Four-Component Load Breakdown

Calculates wall/ceiling/floor transmission, product pull-down (sensible plus latent when product crosses 32 F), a simplified infiltration estimate from door openings, and internal gains from lights and evaporator fan motors. Each component is shown separately with its share of the total.

Cooler and Freezer Modes

Handles cooler (35 F) and freezer (0 F / -10 F) presets. Freezer mode adds the latent heat of freezing for product entering above 32 F and switches to a 16 hr/day compressor runtime assumption.

Product Presets

Includes above-freezing specific heat values for common food categories (beef, poultry, dairy, produce, frozen goods) plus a custom entry. Latent heat of freezing uses the 144 BTU/lb water-ice value when product crosses 32 F.

Safety Factor and Runtime

Applies a fixed 10% safety factor and shows the compressor runtime assumption (18 hours/day for coolers, 16 hours/day for freezers) used to convert daily load into a screening BTU/hr figure.

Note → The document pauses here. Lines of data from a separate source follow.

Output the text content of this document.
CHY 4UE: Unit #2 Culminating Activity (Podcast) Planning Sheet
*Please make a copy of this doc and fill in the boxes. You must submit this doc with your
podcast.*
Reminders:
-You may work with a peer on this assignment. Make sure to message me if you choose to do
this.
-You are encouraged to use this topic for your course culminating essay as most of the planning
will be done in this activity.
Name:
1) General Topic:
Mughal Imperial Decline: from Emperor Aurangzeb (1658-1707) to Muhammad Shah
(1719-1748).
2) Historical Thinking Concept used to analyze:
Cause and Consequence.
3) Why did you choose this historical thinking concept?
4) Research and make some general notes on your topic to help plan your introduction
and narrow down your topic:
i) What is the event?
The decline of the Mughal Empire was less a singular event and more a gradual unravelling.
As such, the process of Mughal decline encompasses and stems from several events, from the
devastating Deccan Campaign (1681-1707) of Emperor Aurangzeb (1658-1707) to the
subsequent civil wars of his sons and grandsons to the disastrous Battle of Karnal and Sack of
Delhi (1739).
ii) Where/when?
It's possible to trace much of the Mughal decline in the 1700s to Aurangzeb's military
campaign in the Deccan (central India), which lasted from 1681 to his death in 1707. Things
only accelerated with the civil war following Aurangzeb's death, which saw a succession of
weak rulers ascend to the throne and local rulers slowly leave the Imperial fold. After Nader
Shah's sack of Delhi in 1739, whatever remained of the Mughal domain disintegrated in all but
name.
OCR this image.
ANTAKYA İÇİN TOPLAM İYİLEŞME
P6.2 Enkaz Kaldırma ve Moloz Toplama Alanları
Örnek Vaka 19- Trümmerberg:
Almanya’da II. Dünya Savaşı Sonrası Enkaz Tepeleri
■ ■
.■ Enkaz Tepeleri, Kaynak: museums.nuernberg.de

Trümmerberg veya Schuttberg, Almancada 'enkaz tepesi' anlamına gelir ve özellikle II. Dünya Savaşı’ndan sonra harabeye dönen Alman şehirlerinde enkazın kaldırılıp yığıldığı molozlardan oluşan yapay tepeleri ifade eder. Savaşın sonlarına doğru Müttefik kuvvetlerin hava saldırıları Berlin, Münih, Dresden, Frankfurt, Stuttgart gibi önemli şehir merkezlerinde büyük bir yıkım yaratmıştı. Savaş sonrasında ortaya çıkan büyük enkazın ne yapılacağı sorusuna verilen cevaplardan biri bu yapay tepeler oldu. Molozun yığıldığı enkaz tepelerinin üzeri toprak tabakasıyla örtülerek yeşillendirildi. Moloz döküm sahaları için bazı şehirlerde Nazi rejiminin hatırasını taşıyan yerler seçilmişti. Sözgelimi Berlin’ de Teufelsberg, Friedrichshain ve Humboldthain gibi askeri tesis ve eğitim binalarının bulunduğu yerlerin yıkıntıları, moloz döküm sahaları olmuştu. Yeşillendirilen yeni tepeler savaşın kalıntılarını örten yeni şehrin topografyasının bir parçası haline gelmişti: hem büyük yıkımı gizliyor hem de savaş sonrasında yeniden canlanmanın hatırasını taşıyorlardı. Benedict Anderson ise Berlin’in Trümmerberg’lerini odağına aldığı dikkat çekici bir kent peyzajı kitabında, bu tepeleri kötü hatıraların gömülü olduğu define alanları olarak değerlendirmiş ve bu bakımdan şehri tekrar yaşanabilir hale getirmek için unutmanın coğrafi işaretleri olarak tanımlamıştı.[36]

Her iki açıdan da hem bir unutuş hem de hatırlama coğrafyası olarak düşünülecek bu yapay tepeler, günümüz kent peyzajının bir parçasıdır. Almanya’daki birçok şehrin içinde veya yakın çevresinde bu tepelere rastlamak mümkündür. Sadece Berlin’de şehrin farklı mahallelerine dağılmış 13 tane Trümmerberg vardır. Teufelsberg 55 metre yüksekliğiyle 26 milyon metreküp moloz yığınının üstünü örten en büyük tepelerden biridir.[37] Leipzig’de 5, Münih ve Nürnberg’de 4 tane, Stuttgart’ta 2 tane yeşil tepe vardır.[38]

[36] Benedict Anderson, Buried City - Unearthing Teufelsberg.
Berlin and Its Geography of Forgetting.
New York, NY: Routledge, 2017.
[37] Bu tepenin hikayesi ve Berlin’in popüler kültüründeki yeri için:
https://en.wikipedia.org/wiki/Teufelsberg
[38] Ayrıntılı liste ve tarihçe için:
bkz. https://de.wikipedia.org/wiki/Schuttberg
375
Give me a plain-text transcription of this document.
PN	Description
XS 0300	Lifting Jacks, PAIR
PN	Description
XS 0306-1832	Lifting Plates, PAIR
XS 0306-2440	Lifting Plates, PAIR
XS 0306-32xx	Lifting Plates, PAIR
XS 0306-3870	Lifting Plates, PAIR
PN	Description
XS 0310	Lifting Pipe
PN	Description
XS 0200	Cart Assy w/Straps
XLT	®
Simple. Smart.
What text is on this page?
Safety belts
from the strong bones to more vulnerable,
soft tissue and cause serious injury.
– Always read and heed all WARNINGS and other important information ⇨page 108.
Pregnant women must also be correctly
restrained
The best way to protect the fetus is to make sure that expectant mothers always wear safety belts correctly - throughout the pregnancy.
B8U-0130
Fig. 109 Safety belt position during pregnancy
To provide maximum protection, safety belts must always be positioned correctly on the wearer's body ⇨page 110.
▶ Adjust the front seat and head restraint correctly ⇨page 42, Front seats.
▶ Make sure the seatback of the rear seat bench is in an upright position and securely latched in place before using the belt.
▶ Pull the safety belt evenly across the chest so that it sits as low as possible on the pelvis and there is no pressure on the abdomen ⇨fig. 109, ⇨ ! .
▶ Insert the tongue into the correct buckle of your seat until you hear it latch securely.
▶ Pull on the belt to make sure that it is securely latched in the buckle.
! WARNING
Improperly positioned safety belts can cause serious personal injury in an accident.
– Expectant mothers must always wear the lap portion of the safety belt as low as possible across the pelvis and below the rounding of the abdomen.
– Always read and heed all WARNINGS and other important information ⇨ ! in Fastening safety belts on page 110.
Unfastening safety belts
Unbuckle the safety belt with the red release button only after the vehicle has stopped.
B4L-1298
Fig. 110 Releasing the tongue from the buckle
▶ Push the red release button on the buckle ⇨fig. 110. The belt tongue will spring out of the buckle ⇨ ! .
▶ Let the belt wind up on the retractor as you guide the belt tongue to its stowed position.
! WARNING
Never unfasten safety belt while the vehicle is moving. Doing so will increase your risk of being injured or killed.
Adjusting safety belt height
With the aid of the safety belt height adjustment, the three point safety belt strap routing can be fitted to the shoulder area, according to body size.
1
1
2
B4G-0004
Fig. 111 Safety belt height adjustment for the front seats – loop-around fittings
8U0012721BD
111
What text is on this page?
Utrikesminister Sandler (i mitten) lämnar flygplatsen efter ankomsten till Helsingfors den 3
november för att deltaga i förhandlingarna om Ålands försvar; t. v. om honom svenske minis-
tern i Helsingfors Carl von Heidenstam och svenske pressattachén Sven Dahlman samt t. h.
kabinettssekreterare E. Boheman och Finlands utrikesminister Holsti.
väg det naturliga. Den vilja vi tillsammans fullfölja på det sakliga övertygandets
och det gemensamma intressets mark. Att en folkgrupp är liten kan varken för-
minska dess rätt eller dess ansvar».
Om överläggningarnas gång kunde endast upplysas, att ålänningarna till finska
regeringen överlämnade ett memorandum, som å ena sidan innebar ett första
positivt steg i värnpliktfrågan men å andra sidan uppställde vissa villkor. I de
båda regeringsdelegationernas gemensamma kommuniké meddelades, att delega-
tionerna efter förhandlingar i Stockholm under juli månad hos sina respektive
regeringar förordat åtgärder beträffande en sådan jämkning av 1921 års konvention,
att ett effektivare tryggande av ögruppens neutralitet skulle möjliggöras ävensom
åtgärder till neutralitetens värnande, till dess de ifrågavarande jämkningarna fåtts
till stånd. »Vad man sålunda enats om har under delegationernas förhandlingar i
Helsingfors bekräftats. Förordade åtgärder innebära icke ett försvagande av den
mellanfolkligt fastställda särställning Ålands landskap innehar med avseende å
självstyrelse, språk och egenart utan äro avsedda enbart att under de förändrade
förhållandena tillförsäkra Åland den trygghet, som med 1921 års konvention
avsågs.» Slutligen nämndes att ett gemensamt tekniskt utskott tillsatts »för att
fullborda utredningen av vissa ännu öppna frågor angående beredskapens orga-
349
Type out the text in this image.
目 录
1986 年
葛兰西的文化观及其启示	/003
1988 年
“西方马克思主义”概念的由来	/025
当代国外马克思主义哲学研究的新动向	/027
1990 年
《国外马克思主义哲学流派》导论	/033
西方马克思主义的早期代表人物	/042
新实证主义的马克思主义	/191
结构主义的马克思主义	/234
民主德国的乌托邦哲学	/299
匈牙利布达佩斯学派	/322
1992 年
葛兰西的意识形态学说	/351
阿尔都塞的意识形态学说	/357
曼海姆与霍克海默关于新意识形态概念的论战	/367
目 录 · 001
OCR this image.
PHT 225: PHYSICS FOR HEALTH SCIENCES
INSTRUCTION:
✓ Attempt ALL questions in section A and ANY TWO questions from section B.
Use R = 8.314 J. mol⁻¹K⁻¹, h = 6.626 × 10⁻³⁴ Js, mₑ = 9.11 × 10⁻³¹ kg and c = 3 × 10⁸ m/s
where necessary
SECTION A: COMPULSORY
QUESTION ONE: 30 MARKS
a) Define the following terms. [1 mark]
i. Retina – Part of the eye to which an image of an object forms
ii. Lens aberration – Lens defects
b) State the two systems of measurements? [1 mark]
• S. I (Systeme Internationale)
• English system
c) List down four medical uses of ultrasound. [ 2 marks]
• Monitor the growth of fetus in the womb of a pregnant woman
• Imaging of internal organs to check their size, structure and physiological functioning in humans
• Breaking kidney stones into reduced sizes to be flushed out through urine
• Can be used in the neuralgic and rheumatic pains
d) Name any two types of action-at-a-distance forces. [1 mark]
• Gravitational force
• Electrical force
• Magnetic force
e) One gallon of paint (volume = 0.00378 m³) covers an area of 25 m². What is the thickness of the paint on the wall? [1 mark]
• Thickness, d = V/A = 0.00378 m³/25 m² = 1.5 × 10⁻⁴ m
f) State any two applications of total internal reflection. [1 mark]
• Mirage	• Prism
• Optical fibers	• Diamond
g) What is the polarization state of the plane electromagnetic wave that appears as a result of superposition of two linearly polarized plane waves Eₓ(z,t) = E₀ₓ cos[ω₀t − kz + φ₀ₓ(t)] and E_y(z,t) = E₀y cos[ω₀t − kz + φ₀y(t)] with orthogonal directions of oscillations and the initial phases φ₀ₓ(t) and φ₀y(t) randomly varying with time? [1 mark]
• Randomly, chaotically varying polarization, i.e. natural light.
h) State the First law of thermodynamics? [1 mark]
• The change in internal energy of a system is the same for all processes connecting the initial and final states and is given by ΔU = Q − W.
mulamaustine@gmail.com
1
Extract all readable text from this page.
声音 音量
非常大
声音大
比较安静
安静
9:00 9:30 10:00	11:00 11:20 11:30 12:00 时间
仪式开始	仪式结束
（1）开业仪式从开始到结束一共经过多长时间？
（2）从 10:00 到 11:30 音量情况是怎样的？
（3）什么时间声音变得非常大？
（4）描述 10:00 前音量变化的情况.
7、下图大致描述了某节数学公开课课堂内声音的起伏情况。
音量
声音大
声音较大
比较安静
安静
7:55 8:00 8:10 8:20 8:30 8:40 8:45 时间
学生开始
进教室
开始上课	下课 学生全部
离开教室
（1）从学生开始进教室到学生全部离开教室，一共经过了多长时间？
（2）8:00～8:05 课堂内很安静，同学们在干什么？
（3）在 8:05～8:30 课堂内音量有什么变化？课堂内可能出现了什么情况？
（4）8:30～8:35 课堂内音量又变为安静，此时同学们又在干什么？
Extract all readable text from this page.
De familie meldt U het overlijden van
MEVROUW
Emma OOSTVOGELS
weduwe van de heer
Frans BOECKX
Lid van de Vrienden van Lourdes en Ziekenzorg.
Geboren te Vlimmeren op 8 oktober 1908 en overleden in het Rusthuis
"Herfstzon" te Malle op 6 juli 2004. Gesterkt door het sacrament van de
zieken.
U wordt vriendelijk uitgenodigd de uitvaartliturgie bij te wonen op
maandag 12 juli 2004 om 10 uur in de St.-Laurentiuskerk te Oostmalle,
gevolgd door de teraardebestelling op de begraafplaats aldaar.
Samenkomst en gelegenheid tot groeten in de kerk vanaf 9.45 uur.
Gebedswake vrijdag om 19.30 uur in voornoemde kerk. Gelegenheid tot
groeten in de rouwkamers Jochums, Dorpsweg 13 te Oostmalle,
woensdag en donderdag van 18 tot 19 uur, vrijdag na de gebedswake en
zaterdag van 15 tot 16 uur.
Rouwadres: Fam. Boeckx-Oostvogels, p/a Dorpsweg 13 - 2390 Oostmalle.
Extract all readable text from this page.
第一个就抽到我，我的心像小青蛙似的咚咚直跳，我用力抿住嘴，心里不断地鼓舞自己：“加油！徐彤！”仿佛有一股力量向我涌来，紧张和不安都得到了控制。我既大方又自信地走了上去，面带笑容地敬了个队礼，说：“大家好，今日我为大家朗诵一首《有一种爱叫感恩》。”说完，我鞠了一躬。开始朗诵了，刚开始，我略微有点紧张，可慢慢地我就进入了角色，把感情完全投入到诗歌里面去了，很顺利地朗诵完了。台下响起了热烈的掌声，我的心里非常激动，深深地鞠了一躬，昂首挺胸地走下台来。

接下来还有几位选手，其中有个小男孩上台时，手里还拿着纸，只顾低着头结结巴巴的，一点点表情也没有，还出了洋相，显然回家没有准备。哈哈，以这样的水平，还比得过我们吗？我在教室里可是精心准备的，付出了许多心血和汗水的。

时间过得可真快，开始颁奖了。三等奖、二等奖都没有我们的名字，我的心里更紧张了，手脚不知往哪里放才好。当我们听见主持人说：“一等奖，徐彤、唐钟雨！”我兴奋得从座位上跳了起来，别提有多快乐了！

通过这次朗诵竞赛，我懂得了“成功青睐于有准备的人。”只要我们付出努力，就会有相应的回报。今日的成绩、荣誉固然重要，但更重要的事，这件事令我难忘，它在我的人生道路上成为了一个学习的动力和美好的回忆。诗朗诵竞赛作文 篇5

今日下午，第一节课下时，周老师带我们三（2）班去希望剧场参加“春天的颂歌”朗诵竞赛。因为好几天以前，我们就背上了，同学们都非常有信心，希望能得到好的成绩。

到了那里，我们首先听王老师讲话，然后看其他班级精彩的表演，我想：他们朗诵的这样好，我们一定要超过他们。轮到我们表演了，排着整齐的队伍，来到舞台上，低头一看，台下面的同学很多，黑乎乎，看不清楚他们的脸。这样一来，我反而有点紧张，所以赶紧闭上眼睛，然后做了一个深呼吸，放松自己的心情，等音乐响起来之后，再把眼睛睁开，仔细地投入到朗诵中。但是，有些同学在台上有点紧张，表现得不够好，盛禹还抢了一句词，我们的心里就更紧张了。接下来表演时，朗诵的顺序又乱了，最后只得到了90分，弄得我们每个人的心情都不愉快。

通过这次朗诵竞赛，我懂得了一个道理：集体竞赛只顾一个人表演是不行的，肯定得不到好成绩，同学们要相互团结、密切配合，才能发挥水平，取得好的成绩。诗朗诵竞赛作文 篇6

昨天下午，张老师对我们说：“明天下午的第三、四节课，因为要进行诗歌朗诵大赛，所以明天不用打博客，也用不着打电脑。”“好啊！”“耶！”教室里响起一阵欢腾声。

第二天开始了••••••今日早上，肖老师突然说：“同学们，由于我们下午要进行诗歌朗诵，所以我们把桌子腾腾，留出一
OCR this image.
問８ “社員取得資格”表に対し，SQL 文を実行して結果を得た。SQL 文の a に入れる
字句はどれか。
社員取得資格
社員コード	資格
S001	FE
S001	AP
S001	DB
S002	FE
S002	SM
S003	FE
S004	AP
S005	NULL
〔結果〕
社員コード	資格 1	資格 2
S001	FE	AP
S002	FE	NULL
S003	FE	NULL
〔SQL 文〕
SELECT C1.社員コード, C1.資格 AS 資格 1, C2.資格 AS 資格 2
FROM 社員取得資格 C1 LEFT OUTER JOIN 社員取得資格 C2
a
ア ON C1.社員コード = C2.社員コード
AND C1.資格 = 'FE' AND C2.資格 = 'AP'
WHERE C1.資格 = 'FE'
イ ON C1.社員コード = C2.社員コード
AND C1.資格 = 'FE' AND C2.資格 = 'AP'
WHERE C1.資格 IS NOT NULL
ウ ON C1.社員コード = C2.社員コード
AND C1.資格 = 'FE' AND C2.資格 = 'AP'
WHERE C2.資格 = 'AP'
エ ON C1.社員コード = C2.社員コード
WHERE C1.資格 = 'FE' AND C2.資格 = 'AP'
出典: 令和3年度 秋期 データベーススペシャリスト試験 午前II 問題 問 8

Frequently Asked Questions

Use the BTU/hr result as a screening input only. Final condensing unit and evaporator selection depends on the selected equipment line, refrigerant, suction and condensing temperatures, ambient design condition, defrost, controls, altitude, voltage, and manufacturer performance data.
The app applies the same entered R-value to walls, ceiling, and floor. It does not determine slab-on-grade, freezer-floor, heated-floor, frost-heave, vapor-barrier, or structural requirements; verify those with the walk-in manufacturer, code/AHJ, and refrigeration professional.
The app uses a simplified door-area x openings/hr x 2.2 x deltaT x 14 hr infiltration term. Actual infiltration depends on door open-time, humidity, traffic, strip curtains, vestibules, pressure balance, and ASHRAE or manufacturer methods not modeled here.
Continuous runtime can involve load, equipment capacity, airflow, charge, controls, dirty coils, door seals, product loading, ambient conditions, or service faults. Use the calculator as a checklist and have a qualified refrigeration technician diagnose the actual system.
Disclaimer: This calculator provides simplified four-load planning screens only. It is not an ASHRAE design load, manufacturer box-load program, equipment selection, code determination, food-safety decision, or installation approval. Verify current sources, product data, site conditions, and qualified refrigeration review before purchase or work.